Areas of strength identified in School’s curriculum from existing data included:
  • Diversity of clinical offerings
  • Quality of clinical instruction
  • Introduction to Clinical Medicine course/the Colleges program
  • Mentoring/role modeling
Areas of weakness identified in School’s curriculum from existing data included:
  • Poor integration of basic science and clinical medicine in the preclinical curriculum.
  • Declines in student performance on USMLE scores for Step 1.
  • Insufficient opportunities and preparation for independent learning.
  • Inattention to skills for evaluating and thinking critically about medical information in its contemporary forms.
  • Inadequate standardization of offerings across the WWAMI region in terms of objectives, quality of teaching, and course/elective offerings.
  • Limited alternatives to large-group lectures as the primary preclinical curriculum approach.

Recommended Next Steps

  • Begin a continuous curriculum improvement process, including benchmarks and timelines that allow for ongoing quality improvement.
  • Change the governance structure, with a first step of convening an ongoing “vision” committee that will have the responsibility for oversight of curricular outcomes and the authority to direct the activities of other governance committees.
  • Develop and define overarching curricular goals, objectives and outcomes.
  • Adjust and redesign the curriculum to meet these goals, objectives and outcomes.
  • Focus on a continuum of undergraduate-to-graduate medical education-to-lifelong learning, with meaningful transitions, early clinical exposure, and incorporation of evidence-based medicine.
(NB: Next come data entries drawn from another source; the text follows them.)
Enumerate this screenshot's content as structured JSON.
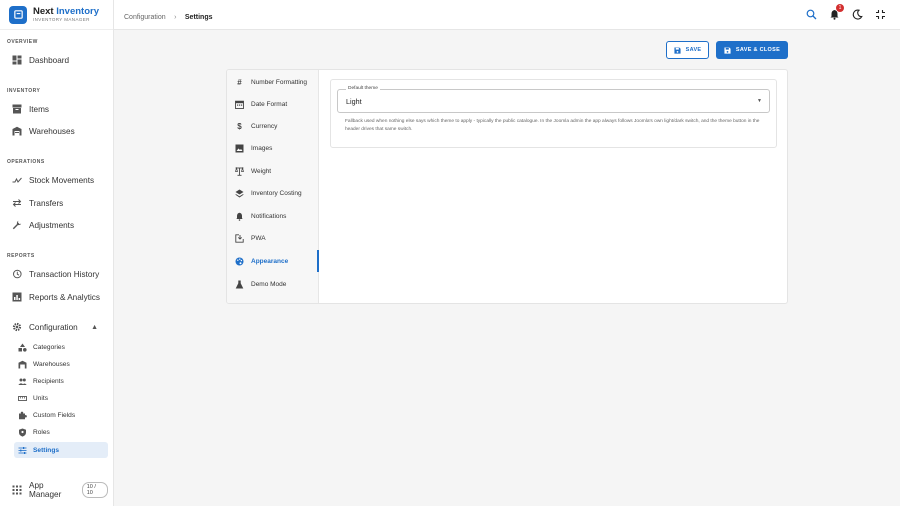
{
  "brand": {
    "name_part1": "Next",
    "name_part2": "Inventory",
    "subtitle": "INVENTORY MANAGER"
  },
  "sidebar": {
    "overview_label": "OVERVIEW",
    "dashboard": "Dashboard",
    "inventory_label": "INVENTORY",
    "items": "Items",
    "warehouses": "Warehouses",
    "operations_label": "OPERATIONS",
    "stock_movements": "Stock Movements",
    "transfers": "Transfers",
    "adjustments": "Adjustments",
    "reports_label": "REPORTS",
    "transaction_history": "Transaction History",
    "reports_analytics": "Reports & Analytics",
    "configuration": "Configuration",
    "config_children": {
      "categories": "Categories",
      "warehouses": "Warehouses",
      "recipients": "Recipients",
      "units": "Units",
      "custom_fields": "Custom Fields",
      "roles": "Roles",
      "settings": "Settings"
    },
    "app_manager": "App Manager",
    "app_manager_count": "10 / 10"
  },
  "topbar": {
    "breadcrumb_parent": "Configuration",
    "breadcrumb_separator": "›",
    "breadcrumb_current": "Settings",
    "notification_count": "1"
  },
  "actions": {
    "save": "SAVE",
    "save_close": "SAVE & CLOSE"
  },
  "settings_tabs": {
    "number_formatting": "Number Formatting",
    "date_format": "Date Format",
    "currency": "Currency",
    "images": "Images",
    "weight": "Weight",
    "inventory_costing": "Inventory Costing",
    "notifications": "Notifications",
    "pwa": "PWA",
    "appearance": "Appearance",
    "demo_mode": "Demo Mode"
  },
  "appearance": {
    "default_theme_label": "Default theme",
    "default_theme_value": "Light",
    "helper": "Fallback used when nothing else says which theme to apply - typically the public catalogue. In the Joomla admin the app always follows Joomla's own light/dark switch, and the theme button in the header drives that same switch."
  },
  "colors": {
    "accent": "#1e6fc9",
    "badge": "#d32f2f"
  }
}
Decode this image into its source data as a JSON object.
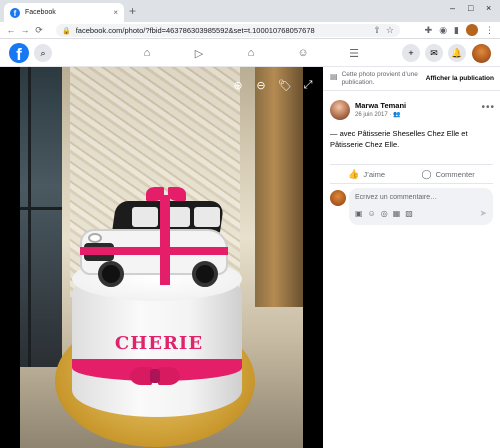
{
  "browser": {
    "tab_title": "Facebook",
    "tab_close": "×",
    "new_tab": "+",
    "window_controls": [
      "–",
      "□",
      "×"
    ],
    "url": "facebook.com/photo/?fbid=463786303985592&set=t.100010768057678",
    "nav": [
      "←",
      "→",
      "⟳"
    ]
  },
  "facebook": {
    "logo_letter": "f",
    "search_icon": "⌕",
    "nav_icons": [
      "⌂",
      "▷",
      "⌂",
      "☺",
      "☰"
    ],
    "header_buttons": [
      "+",
      "✉",
      "🔔"
    ]
  },
  "viewer": {
    "cake_text": "CHERIE",
    "tools": [
      "⊕",
      "⊖",
      "🏷",
      "⤢"
    ]
  },
  "panel": {
    "info_text": "Cette photo provient d’une publication.",
    "info_link": "Afficher la publication",
    "author": "Marwa Temani",
    "date": "26 juin 2017 · ",
    "caption": "— avec Pâtisserie Sheselles Chez Elle et Pâtisserie Chez Elle.",
    "like_label": "J’aime",
    "comment_label": "Commenter",
    "comment_placeholder": "Écrivez un commentaire…"
  },
  "colors": {
    "facebook_blue": "#1877f2",
    "cake_pink": "#e0246b"
  }
}
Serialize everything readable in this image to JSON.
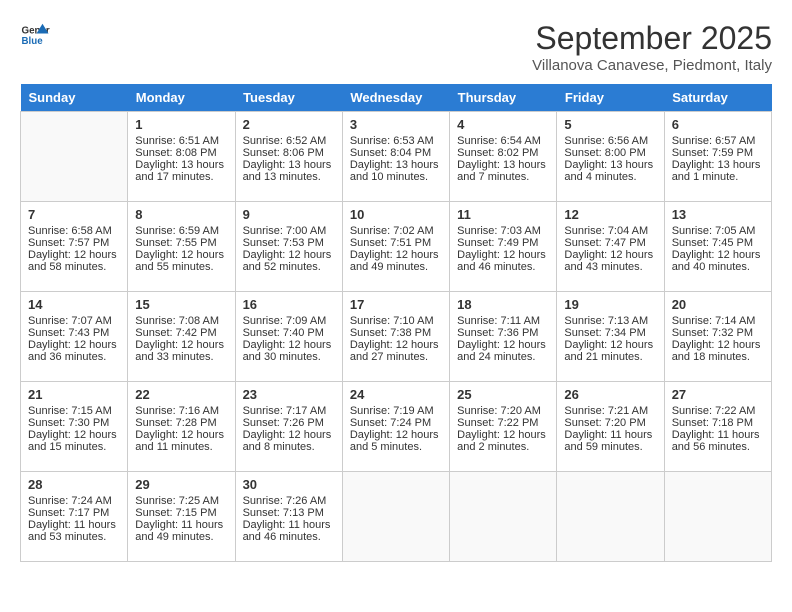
{
  "header": {
    "logo_line1": "General",
    "logo_line2": "Blue",
    "month": "September 2025",
    "location": "Villanova Canavese, Piedmont, Italy"
  },
  "weekdays": [
    "Sunday",
    "Monday",
    "Tuesday",
    "Wednesday",
    "Thursday",
    "Friday",
    "Saturday"
  ],
  "weeks": [
    [
      {
        "day": "",
        "empty": true
      },
      {
        "day": "1",
        "sunrise": "Sunrise: 6:51 AM",
        "sunset": "Sunset: 8:08 PM",
        "daylight": "Daylight: 13 hours and 17 minutes."
      },
      {
        "day": "2",
        "sunrise": "Sunrise: 6:52 AM",
        "sunset": "Sunset: 8:06 PM",
        "daylight": "Daylight: 13 hours and 13 minutes."
      },
      {
        "day": "3",
        "sunrise": "Sunrise: 6:53 AM",
        "sunset": "Sunset: 8:04 PM",
        "daylight": "Daylight: 13 hours and 10 minutes."
      },
      {
        "day": "4",
        "sunrise": "Sunrise: 6:54 AM",
        "sunset": "Sunset: 8:02 PM",
        "daylight": "Daylight: 13 hours and 7 minutes."
      },
      {
        "day": "5",
        "sunrise": "Sunrise: 6:56 AM",
        "sunset": "Sunset: 8:00 PM",
        "daylight": "Daylight: 13 hours and 4 minutes."
      },
      {
        "day": "6",
        "sunrise": "Sunrise: 6:57 AM",
        "sunset": "Sunset: 7:59 PM",
        "daylight": "Daylight: 13 hours and 1 minute."
      }
    ],
    [
      {
        "day": "7",
        "sunrise": "Sunrise: 6:58 AM",
        "sunset": "Sunset: 7:57 PM",
        "daylight": "Daylight: 12 hours and 58 minutes."
      },
      {
        "day": "8",
        "sunrise": "Sunrise: 6:59 AM",
        "sunset": "Sunset: 7:55 PM",
        "daylight": "Daylight: 12 hours and 55 minutes."
      },
      {
        "day": "9",
        "sunrise": "Sunrise: 7:00 AM",
        "sunset": "Sunset: 7:53 PM",
        "daylight": "Daylight: 12 hours and 52 minutes."
      },
      {
        "day": "10",
        "sunrise": "Sunrise: 7:02 AM",
        "sunset": "Sunset: 7:51 PM",
        "daylight": "Daylight: 12 hours and 49 minutes."
      },
      {
        "day": "11",
        "sunrise": "Sunrise: 7:03 AM",
        "sunset": "Sunset: 7:49 PM",
        "daylight": "Daylight: 12 hours and 46 minutes."
      },
      {
        "day": "12",
        "sunrise": "Sunrise: 7:04 AM",
        "sunset": "Sunset: 7:47 PM",
        "daylight": "Daylight: 12 hours and 43 minutes."
      },
      {
        "day": "13",
        "sunrise": "Sunrise: 7:05 AM",
        "sunset": "Sunset: 7:45 PM",
        "daylight": "Daylight: 12 hours and 40 minutes."
      }
    ],
    [
      {
        "day": "14",
        "sunrise": "Sunrise: 7:07 AM",
        "sunset": "Sunset: 7:43 PM",
        "daylight": "Daylight: 12 hours and 36 minutes."
      },
      {
        "day": "15",
        "sunrise": "Sunrise: 7:08 AM",
        "sunset": "Sunset: 7:42 PM",
        "daylight": "Daylight: 12 hours and 33 minutes."
      },
      {
        "day": "16",
        "sunrise": "Sunrise: 7:09 AM",
        "sunset": "Sunset: 7:40 PM",
        "daylight": "Daylight: 12 hours and 30 minutes."
      },
      {
        "day": "17",
        "sunrise": "Sunrise: 7:10 AM",
        "sunset": "Sunset: 7:38 PM",
        "daylight": "Daylight: 12 hours and 27 minutes."
      },
      {
        "day": "18",
        "sunrise": "Sunrise: 7:11 AM",
        "sunset": "Sunset: 7:36 PM",
        "daylight": "Daylight: 12 hours and 24 minutes."
      },
      {
        "day": "19",
        "sunrise": "Sunrise: 7:13 AM",
        "sunset": "Sunset: 7:34 PM",
        "daylight": "Daylight: 12 hours and 21 minutes."
      },
      {
        "day": "20",
        "sunrise": "Sunrise: 7:14 AM",
        "sunset": "Sunset: 7:32 PM",
        "daylight": "Daylight: 12 hours and 18 minutes."
      }
    ],
    [
      {
        "day": "21",
        "sunrise": "Sunrise: 7:15 AM",
        "sunset": "Sunset: 7:30 PM",
        "daylight": "Daylight: 12 hours and 15 minutes."
      },
      {
        "day": "22",
        "sunrise": "Sunrise: 7:16 AM",
        "sunset": "Sunset: 7:28 PM",
        "daylight": "Daylight: 12 hours and 11 minutes."
      },
      {
        "day": "23",
        "sunrise": "Sunrise: 7:17 AM",
        "sunset": "Sunset: 7:26 PM",
        "daylight": "Daylight: 12 hours and 8 minutes."
      },
      {
        "day": "24",
        "sunrise": "Sunrise: 7:19 AM",
        "sunset": "Sunset: 7:24 PM",
        "daylight": "Daylight: 12 hours and 5 minutes."
      },
      {
        "day": "25",
        "sunrise": "Sunrise: 7:20 AM",
        "sunset": "Sunset: 7:22 PM",
        "daylight": "Daylight: 12 hours and 2 minutes."
      },
      {
        "day": "26",
        "sunrise": "Sunrise: 7:21 AM",
        "sunset": "Sunset: 7:20 PM",
        "daylight": "Daylight: 11 hours and 59 minutes."
      },
      {
        "day": "27",
        "sunrise": "Sunrise: 7:22 AM",
        "sunset": "Sunset: 7:18 PM",
        "daylight": "Daylight: 11 hours and 56 minutes."
      }
    ],
    [
      {
        "day": "28",
        "sunrise": "Sunrise: 7:24 AM",
        "sunset": "Sunset: 7:17 PM",
        "daylight": "Daylight: 11 hours and 53 minutes."
      },
      {
        "day": "29",
        "sunrise": "Sunrise: 7:25 AM",
        "sunset": "Sunset: 7:15 PM",
        "daylight": "Daylight: 11 hours and 49 minutes."
      },
      {
        "day": "30",
        "sunrise": "Sunrise: 7:26 AM",
        "sunset": "Sunset: 7:13 PM",
        "daylight": "Daylight: 11 hours and 46 minutes."
      },
      {
        "day": "",
        "empty": true
      },
      {
        "day": "",
        "empty": true
      },
      {
        "day": "",
        "empty": true
      },
      {
        "day": "",
        "empty": true
      }
    ]
  ]
}
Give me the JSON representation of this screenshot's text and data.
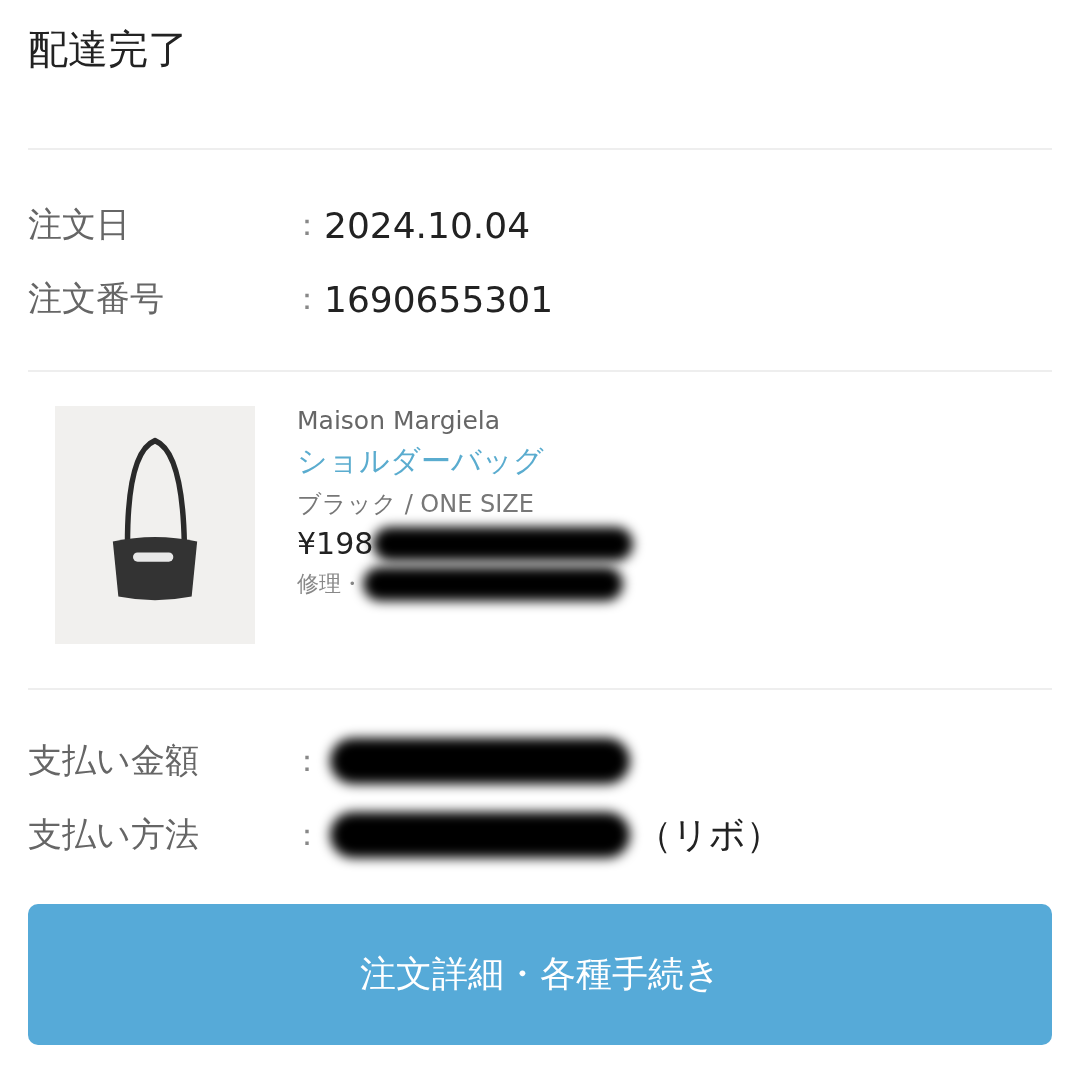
{
  "status_title": "配達完了",
  "order_info": [
    {
      "label": "注文日",
      "separator": "：",
      "value": "2024.10.04"
    },
    {
      "label": "注文番号",
      "separator": "：",
      "value": "1690655301"
    }
  ],
  "product": {
    "brand": "Maison Margiela",
    "name": "ショルダーバッグ",
    "variant": "ブラック / ONE SIZE",
    "price": {
      "value": "¥198",
      "redacted": true
    },
    "note": {
      "value": "修理・",
      "redacted": true
    }
  },
  "payment": [
    {
      "label": "支払い金額",
      "separator": "：",
      "redacted": true
    },
    {
      "label": "支払い方法",
      "separator": "：",
      "redacted": true,
      "tail": "（リボ）"
    }
  ],
  "button": {
    "label": "注文詳細・各種手続き"
  }
}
  • Maintain focus on contextual learning opportunities and needs, including the contemporary clinical context, the scientific, interpersonal, cultural and social contexts, and social responsibility.
  • Incorporate new training foci and modalities into the curriculum, including simulation through WISH, interprofessional education, and information management approaches and systems.
  • Support faculty through faculty development, funding, sufficient time for teaching, and other resources.
  • Appropriately acknowledge the value of teaching, including in the promotion process.